Worms can help create an excellent soil amendment for your garden with very little work. If you build a worm bin for them to live in, worms can break down kitchen waste into nutrient-rich worm castings. Using these worm castings in your garden helps to create rich, friable soil that your plants can thrive in.
Drill holes in all three of your plastic storage bins. For the bottom bin, drill holes with the 1/4 inch bit only in the bottom third of the container along the sides. Drill holes a few inches apart all over the bottoms of the two other bins.
Place the bottom bin on the ground and stack a second bin on top of it. Shred the newspaper into tiny scraps, moisten it, and wring the water out. You want the newspaper to be damp, but not soaking wet.
Place the damp newspaper in the bottom of the second bin. Spread it evenly over the surface. Mix handfuls of soil into the newspaper. This will aid the worms' digestion.
Bury kitchen scraps into the newspaper/soil mixture. Add the worms. Do not use regular earthworms, as they do not do well in an enclosed environment. Redworms are sometimes sold as "wrigglers."

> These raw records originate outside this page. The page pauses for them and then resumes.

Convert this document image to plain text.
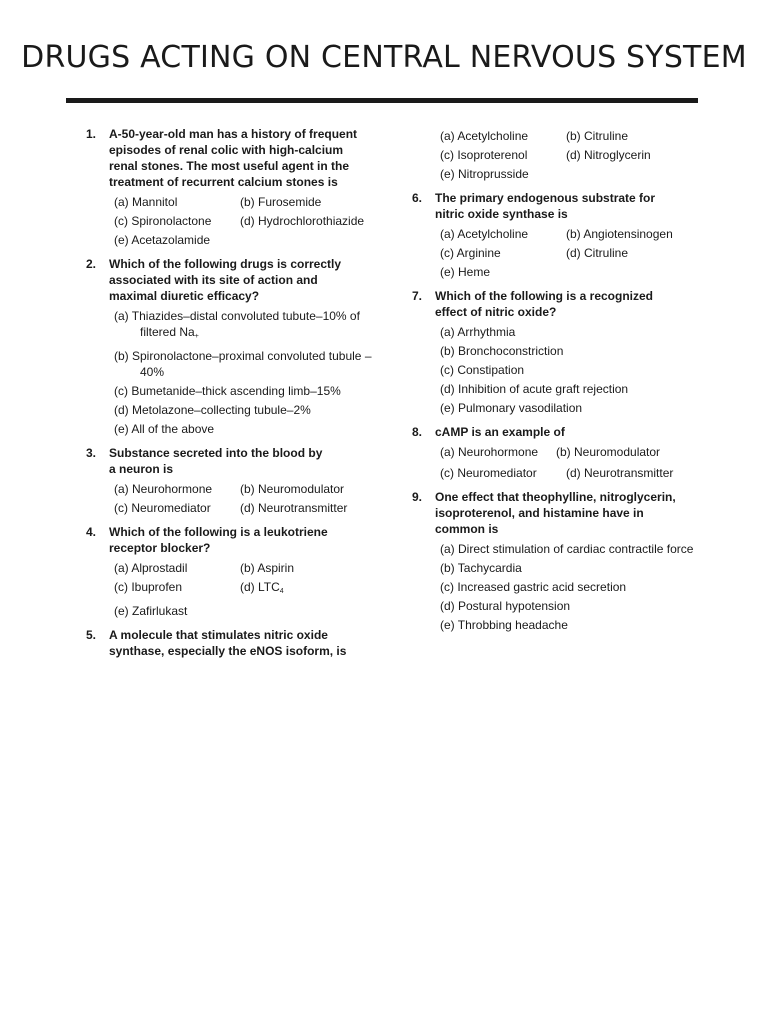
DRUGS ACTING ON CENTRAL NERVOUS SYSTEM
1.	A-50-year-old man has a history of frequent episodes of renal colic with high-calcium renal stones. The most useful agent in the treatment of recurrent calcium stones is
(a) Mannitol	(b) Furosemide
(c) Spironolactone	(d) Hydrochlorothiazide
(e) Acetazolamide
2.	Which of the following drugs is correctly associated with its site of action and maximal diuretic efficacy?
(a) Thiazides–distal convoluted tubute–10% of filtered $Na_+$
(b) Spironolactone–proximal convoluted tubule –40%
(c) Bumetanide–thick ascending limb–15%
(d) Metolazone–collecting tubule–2%
(e) All of the above
3.	Substance secreted into the blood by a neuron is
(a) Neurohormone	(b) Neuromodulator
(c) Neuromediator	(d) Neurotransmitter
4.	Which of the following is a leukotriene receptor blocker?
(a) Alprostadil	(b) Aspirin
(c) Ibuprofen	(d) $LTC_4$
(e) Zafirlukast
5.	A molecule that stimulates nitric oxide synthase, especially the eNOS isoform, is
(a) Acetylcholine	(b) Citruline
(c) Isoproterenol	(d) Nitroglycerin
(e) Nitroprusside
6.	The primary endogenous substrate for nitric oxide synthase is
(a) Acetylcholine	(b) Angiotensinogen
(c) Arginine	(d) Citruline
(e) Heme
7.	Which of the following is a recognized effect of nitric oxide?
(a) Arrhythmia
(b) Bronchoconstriction
(c) Constipation
(d) Inhibition of acute graft rejection
(e) Pulmonary vasodilation
8.	cAMP is an example of
(a) Neurohormone	(b) Neuromodulator
(c) Neuromediator	(d) Neurotransmitter
9.	One effect that theophylline, nitroglycerin, isoproterenol, and histamine have in common is
(a) Direct stimulation of cardiac contractile force
(b) Tachycardia
(c) Increased gastric acid secretion
(d) Postural hypotension
(e) Throbbing headache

Cover the entire mixture with a damp piece of cardboard. This will protect the worms from direct light, which they hate. It will also protect your bin from pests, such as fruit flies. Add more soil, newspaper, leaf or grass clippings, or other bedding materials, as needed. Occasionally water the bin so that it is slightly moist, but never soggy.
Reserve the third bin for when your original worm bin fills up with worm castings. As the worms eat their way through your kitchen scraps, they create worm castings. You will notice that they will multiply and eat about half their weight in kitchen waste each day.